Doença - II

A medicina tem de tomar em conta a natureza do homem, a sua unidade e a sua unicidade. A sua única razão de ser está no alívio dos sofrimentos e na cura do indivíduo.

É preciso, sem dúvida, que se sirva do espírito e dos métodos da ciência. Deve tornar-se capaz de evitar as doenças, de as reconhecer e de as tratar.

Mas não é uma disciplina do espírito. Não há motivo para cultivá-la por si própria, nem isso tem qualquer vantagem.

Ao mesmo tempo, é a mais difícil das aquisições humanas. O que a ensina não é um professor como os outros.

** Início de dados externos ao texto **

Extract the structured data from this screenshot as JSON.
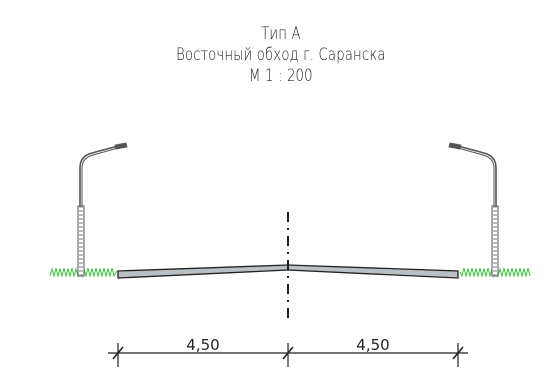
{
  "title": {
    "type_label": "Тип А",
    "project_name": "Восточный обход г. Саранска",
    "scale": "М 1 : 200"
  },
  "dimensions": {
    "left_width": "4,50",
    "right_width": "4,50"
  },
  "colors": {
    "ink": "#222222",
    "pavement_fill": "#b9bfc2",
    "grass": "#3cc43c",
    "lamp": "#555555"
  }
}
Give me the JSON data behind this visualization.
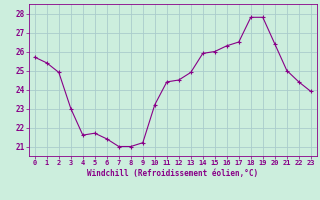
{
  "x": [
    0,
    1,
    2,
    3,
    4,
    5,
    6,
    7,
    8,
    9,
    10,
    11,
    12,
    13,
    14,
    15,
    16,
    17,
    18,
    19,
    20,
    21,
    22,
    23
  ],
  "y": [
    25.7,
    25.4,
    24.9,
    23.0,
    21.6,
    21.7,
    21.4,
    21.0,
    21.0,
    21.2,
    23.2,
    24.4,
    24.5,
    24.9,
    25.9,
    26.0,
    26.3,
    26.5,
    27.8,
    27.8,
    26.4,
    25.0,
    24.4,
    23.9
  ],
  "line_color": "#880088",
  "marker": "+",
  "marker_size": 3,
  "bg_color": "#cceedd",
  "grid_color": "#aacccc",
  "xlabel": "Windchill (Refroidissement éolien,°C)",
  "xlabel_color": "#880088",
  "tick_color": "#880088",
  "ylim": [
    20.5,
    28.5
  ],
  "yticks": [
    21,
    22,
    23,
    24,
    25,
    26,
    27,
    28
  ],
  "xticks": [
    0,
    1,
    2,
    3,
    4,
    5,
    6,
    7,
    8,
    9,
    10,
    11,
    12,
    13,
    14,
    15,
    16,
    17,
    18,
    19,
    20,
    21,
    22,
    23
  ],
  "xlim": [
    -0.5,
    23.5
  ]
}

Ao passo que cada um dos seus colegas especializados no estudo da anatomia, da fisiologia, da química, da patologia, da farmacologia…, tem um território bem delimitado, aquele que precisaria de conhecimentos quase universais.

Deve possuir, além disso, uma grande segurança de juízo, uma grande resistência física e uma actividade incessante.

Cabe-lhe uma tarefa muito diferente da dos sábios.

Estes podem, com efeito, permanecer unicamente no mundo dos símbolos. Os médicos, pelo contrário, acham-se simultaneamente na presença da realidade concreta e das abstracções científicas.

É preciso que o seu pensamento apreenda ao mesmo tempo os fenómenos e os símbolos, que pesquise os órgãos e a consciência, que penetre em cada indivíduo num mundo diferente.

Pede-se-lhes este impossível: construir uma ciência do particular.

Tem, é certo, o recurso de aplicar indistintamente a todos os doentes os seus conhecimentos científicos, como um alfaiate que experimenta fatos feitos em pessoas de estaturas diferentes.

Mas só cumprem verdadeiramente o seu dever descobrindo as peculiaridades específicas de cada doente.

O seu sucesso não depende apenas da sua ciência, mas da sua habilidade para apreender os caracteres que fazem um indivíduo de cada ser humano.